Milind P. Mahajan

Ultrahigh-resolution liquid crystal display with gray scale

An atomic force microscope was used to write planar alignment patterns on a polyimide-coated glass substrate. Paired with a substrate treated for homeotropic alignment, the resulting hybrid liquid crystal cell produced fixed gray scale images with pixel sizes of order 1 μm. The physics and efficacy of this architecture are compared to a cell having planar alignment at both substrates.

Correlation between rub-induced grooves in a polyimide-treated substrate and microstructure of rubbing fiber: An atomic force microscopy study

Rubbed polyimide surfaces, which are used for liquid crystal alignment, generally exhibit microscopic grooves which lie parallel to the rubbing direction. Using atomic force microscopy we examined both the grooves and the fibers that create the grooves. We find that for a wide range of rubbing strengths, the microstructure of the grooves, as determined by their radii of curvature, correlates well with the microscopic topography of the fibers. This result indicates that the rubbing-induced topography depends on not only the characteristic rubbing strength, but on the structure of the rubbing fiber as well.

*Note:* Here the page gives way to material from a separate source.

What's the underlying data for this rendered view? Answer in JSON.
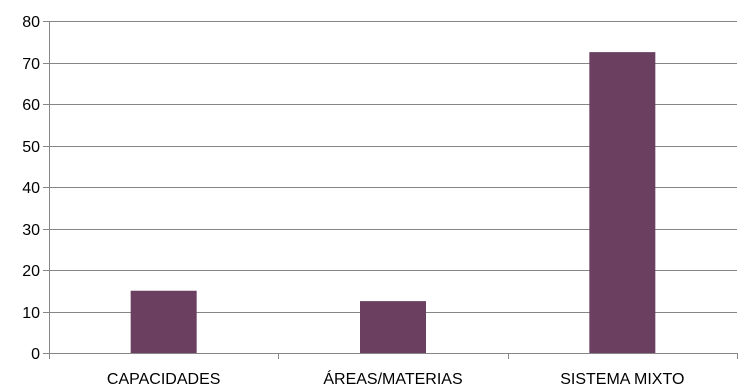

History-dependent orientational order of rubbed polyimide for liquid-crystal alignment

A polyimide film that was spin coated onto a glass substrate was multiply rubbed along different directions and studied using ellipsometry and atomic force microscopy. The data show a minimum required rubbing strength for the onset of orientational order in the polyimide. When over rubbed along an axis perpendicular to the first rubbing direction, a smaller rubbing strength was required for the onset of order along this direction. This behavior indicates that the polyimide had been partially disentangled by the initial rubbing, needing only weaker rubbing to be reoriented by the second rubbing.

Liquid crystal bridges

The liquid crystalline material octylcyanobiphenyl was studied in the form of bridges spanning the space between two solid supports in an immiscible water bath. In the nematic phase the bridge collapses above a certain length-to-diameter ratio, consistent with the behaviour of ordinary Newtonian liquid bridges. The smectic A phase, however, exhibited the formation of very long, stable columns as a consequence of its non-Newtonian behaviour.

Paramagnetic liquid bridge in a gravity-compensating magnetic field

Magnetic levitation was used to stabilize cylindrical columns of a paramagnetic liquid in air between two solid supports. The maximum achievable length to diameter ratio Rmax was ∼(3.10±0.07), very close to the Rayleigh–Plateau limit of π. For smaller R, the stability of the column was measured as a function of the Bond number, which could be continuously varied by adjusting the strength of the magnetic field.

Stability of liquid crystalline bridges

The stability of cylindrical bridges of the liquid crystal octylcyanobiphenyl in an immiscible liquid bath was investigated in the nematic and smectic A phases. In the nematic phase the bridge was found to destabilize at a length-to-diameter (slenderness) ratio R similar to that of ordinary Newtonian fluids. On the other hand, the Bingham behavior of the smectic A phase, i.e., an apparent yield stress, enabled the formation of stable columns with R well in excess of π.

Magnetic levitation of liquid crystals

The principle of magnetic levitation is demonstrated using a large magnetic field gradient to elevate a polycrystalline sample of dodecyloxycyanobiphenyl against gravity. Additionally, a nematic droplet of pentylcyanobiphenyl clinging to a vertically oriented wire is elevated against gravity. The contact angle and length of the droplet are extracted from the droplet shape in the context of a gravitation-free model.

Ultrafast, electric field-induced fingers in an anticlinic liquid crystal

Propagating fingers of synclinic liquid crystalline phase were observed to invade the anticlinic phase for applied electric fields E larger than a characteristic threshold field Eth. The front velocity was found to be highly non-linear in E, with enormous velocities of at least 10 cm s-1, and perhaps as high as 400 cm s-1 for the maximum applied field. These are by far the largest velocities ever observed for a liquid crystal. The results are discussed theoretically, including the possibilities of a field-dependent molecular interaction coefficient and shear thinning.